This is the transcript of the talk I gave this afternoon at a CUNY event on "The Labor of Open"
While reading this I was initially worried that it was a general rehash of some of her earlier work and thoughts which I’ve read several times in various incarnations. However, the end provided a fantastic thesis about unseen labor which should be more widely disseminated.
almost all the illustrations in this series – and there are 50 of these in all – involve “work” (or the outsourcing and obscuring of work). Let’s look at a few of these (and as we do so, think about how work is depicted – whose labor is valued, whose labor is mechanized, who works for whom, and so on.
What do machines free us from? Not drudgery – not everyone’s drudgery, at least. Not war. Not imperialism. Not gendered expectations of beauty. Not gendered expectations of heroism. Not gendered divisions of labor. Not class-based expectations of servitude. Not class-based expectations of leisure.
And so similarly, what is the digital supposed to liberate us from?

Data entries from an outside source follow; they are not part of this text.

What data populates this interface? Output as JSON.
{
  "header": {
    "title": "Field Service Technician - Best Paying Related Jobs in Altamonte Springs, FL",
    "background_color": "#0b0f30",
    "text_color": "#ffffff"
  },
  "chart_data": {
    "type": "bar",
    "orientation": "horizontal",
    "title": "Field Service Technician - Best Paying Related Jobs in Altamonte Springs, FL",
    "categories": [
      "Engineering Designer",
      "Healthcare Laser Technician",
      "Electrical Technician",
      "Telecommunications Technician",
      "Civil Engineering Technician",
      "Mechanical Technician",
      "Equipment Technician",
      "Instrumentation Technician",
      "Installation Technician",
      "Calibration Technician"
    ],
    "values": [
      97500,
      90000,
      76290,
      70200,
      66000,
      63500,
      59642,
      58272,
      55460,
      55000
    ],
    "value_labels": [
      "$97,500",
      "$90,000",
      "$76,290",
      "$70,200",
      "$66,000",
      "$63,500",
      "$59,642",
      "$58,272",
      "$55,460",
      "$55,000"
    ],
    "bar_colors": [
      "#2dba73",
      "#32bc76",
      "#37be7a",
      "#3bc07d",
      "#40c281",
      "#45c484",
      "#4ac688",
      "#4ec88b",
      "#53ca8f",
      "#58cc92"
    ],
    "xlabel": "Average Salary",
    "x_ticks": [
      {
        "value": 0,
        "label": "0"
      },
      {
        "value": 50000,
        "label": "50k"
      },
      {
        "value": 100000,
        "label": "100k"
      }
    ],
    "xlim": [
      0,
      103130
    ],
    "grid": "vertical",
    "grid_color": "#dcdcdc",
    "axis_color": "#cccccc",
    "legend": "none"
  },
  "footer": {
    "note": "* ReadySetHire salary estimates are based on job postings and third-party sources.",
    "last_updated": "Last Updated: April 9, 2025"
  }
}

What is rendered (further) invisible when we move from the mechanical to the digital, when we cannot see the levers and the wires and the pulleys.
As I look back upon the massive wealth compiled by digital social companies for what is generally a middling sort of job that they’re not paying nearly as much attention to as they ought (Facebook, Twitter, et al.) and the recent mad rush to comply with GDPR, I’m even more struck by what she’s saying here. All this value they have “created” isn’t really created by them directly, it’s done by the “invisible labor” of billions of people and then merely captured by their systems, which they’re using to actively disadvantage us in myriad ways.
I suppose a lot of it all boils down to the fact that we’re all slowly losing our humanity when we fail to exercise it and see the humanity and value in others.
The bigger problem Watters doesn’t address is that with the advent of this digital revolution, we’re sadly able to more easily and quickly marginalize, devalue, and shut out others than we were before. If we don’t wake up to our reality, our old prejudices are going to destroy us. Digital gives us the ability to scale these problems up at a staggering pace compared with the early 1900’s.
A simple and solid example can be seen in the way Facebook has been misused and abused in Sri Lanka lately. Rumors and innuendo have been able to be spread in a country unchecked by Facebook (primarily through apathy) resulting in the deaths of countless people. Facebook doesn’t even have a handle on their own scale problems to prevent these issues which are akin to allowing invading conquistadores from Spain the ability to bring guns, germs, and steel into the New World to decimate untold millions of innocent indigenous peoples. Haven’t we learned our lessons from history? Or are we so intent on bringing them into the digital domain? Cathy O’Neil and others would certainly say we’re doing exactly this with “weapons of math destruction.”